Samantha PillingThe Gardens

Lady Gilbert's Love of Roses

Roses are one of the most popular garden shrubs in the world. They’ve been grown since early civilisations, being grown in ancient Babylon, as well as in Chinese, Egyptian and Greek gardens, as far back as 500 BC. Lady Gilbert had a particular fondness for roses. She created a beautiful sunken rose garden within the grounds of Grim’s Dyke and it became her pride and joy.

The rose garden at Grim’s Dyke is planted with many old fashioned roses, all originating from the late 1800s. There are 15 different varieties of bush and climber within it, most of which only flower once a year. It’s no wonder Lady Gilbert lovingly maintained her rose garden, as the Victorian era was when flower arranging was first recognised as an art form. The opulent flower arrangements of this time would’ve no doubt, featured plenty of fragrant roses and adorned many a table within Grim’s Dyke.

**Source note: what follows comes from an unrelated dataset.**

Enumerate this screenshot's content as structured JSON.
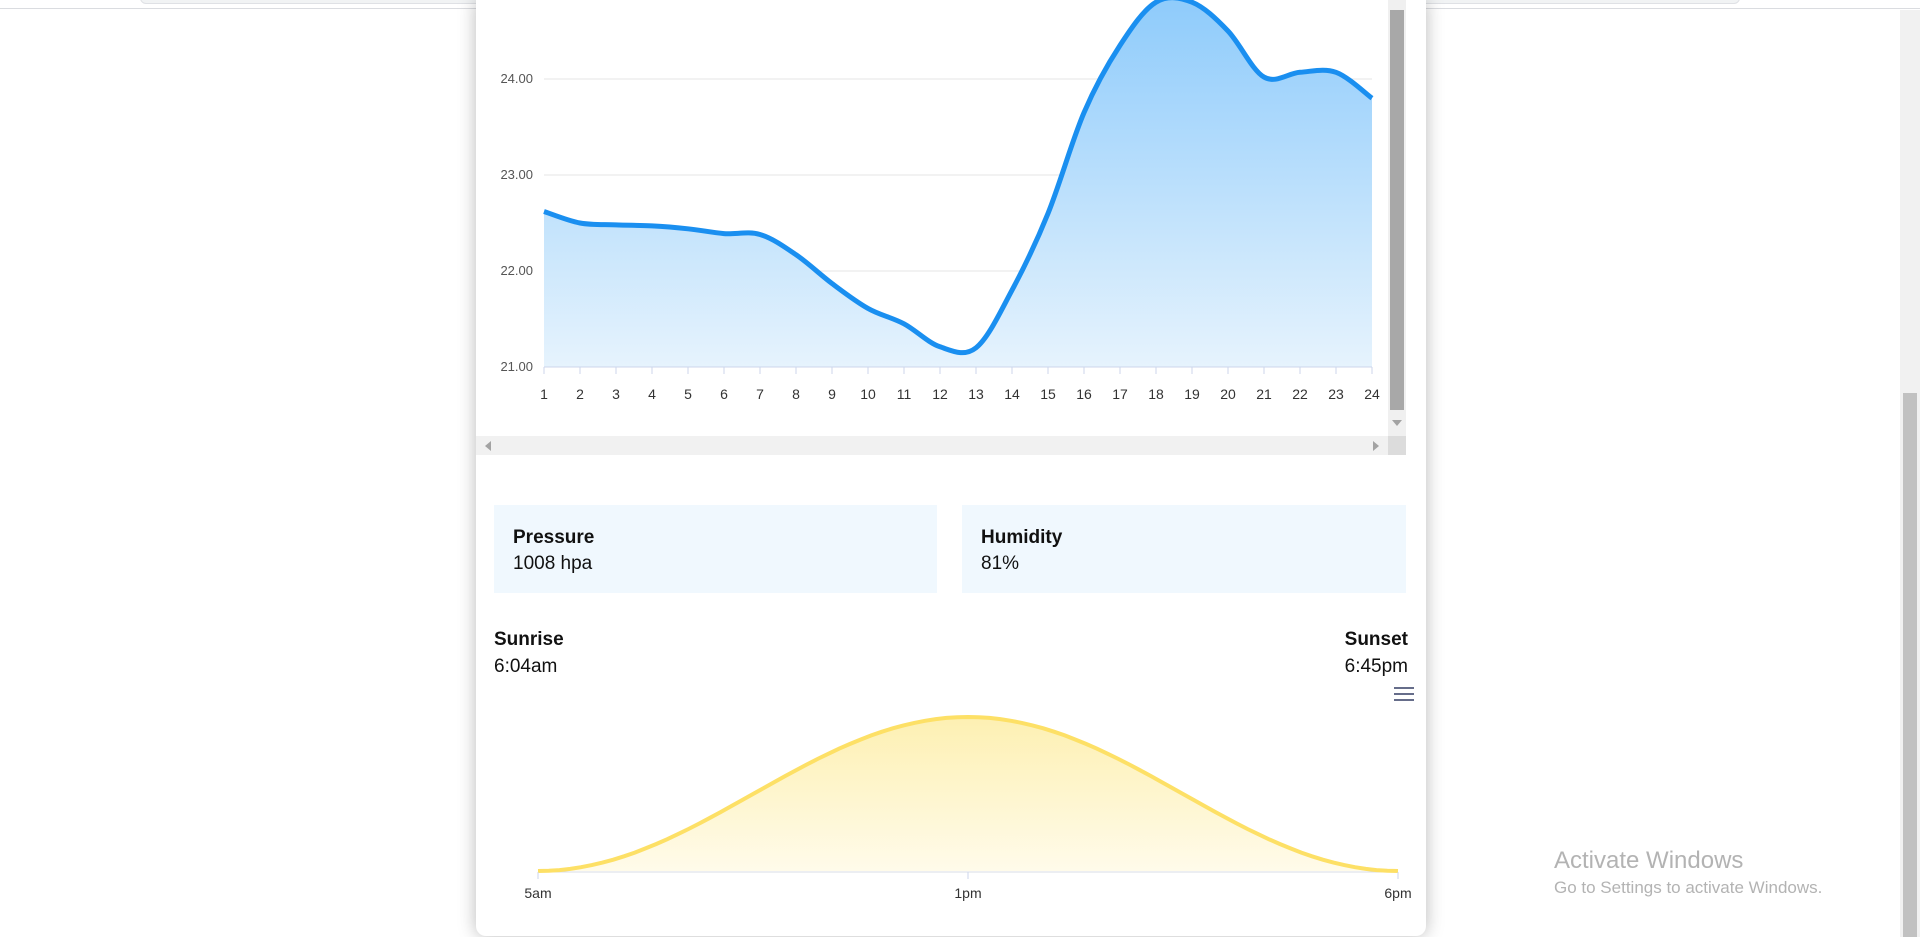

Roses have always been available in a number of colours and shades, as well as sizes, however, those of the Victorian era were predominantly white, pink or crimson-red. Breeders have since been able to widen this range, using the various pigments in the species. The majority of those grown in early gardens though, would’ve been wild species, but there have been numerous instances of the China rose being cultivated as far back as the first millennium AD. Thanks to the work of rose breeders, there are now over 30,000 varieties of rose worldwide and they come in three main classifications – Wild, Old Garden and Modern Garden.

Wild Roses

Wild roses are low-maintenance shrubs that only have one flush of blooms per year. Some of these species have colourful hips during autumn. Modern hybrid descendants of the original true wild roses, are now included in this classification.

Old Garden Roses

Old garden roses (also known as heritage or historic roses) are defined as any rose that belongs to a class which existed before the introduction of the first modern rose ‘La France’ in 1867. This group also includes China and Tea roses that were introduced circa 1800. Like the wild roses, the Old Garden roses would often flower once a year, but they are also double-flowered blooms that are disease-resistant and bloom on last year’s newly grown stems (canes). It’s only the introduction of the China and Tea roses in the 1800s, that led to Old Garden roses that both bloomed repeatedly and on new growth. Old Garden roses tend to be incredibly fragrant too.

Modern Roses

Modern roses can be a confusing category, as they are often hybrid roses that have old garden roses in their ancestry! The ‘La France’ rose was a turning point for roses. The Hybrid tea rose is universally acknowledged as the first indication of a new class of roses. The hybrid exhibits traits of both parents. It’s both hardier than the tea rose, with more blooming potential than the perpetuals. Large, well-formed flowers have high-centred buds and each flowering stem typically ends with a single bloom. The shrubs are both sparsely foliaged and stiffly upright. The hybrid tea became the most popular garden rose of the 20th century.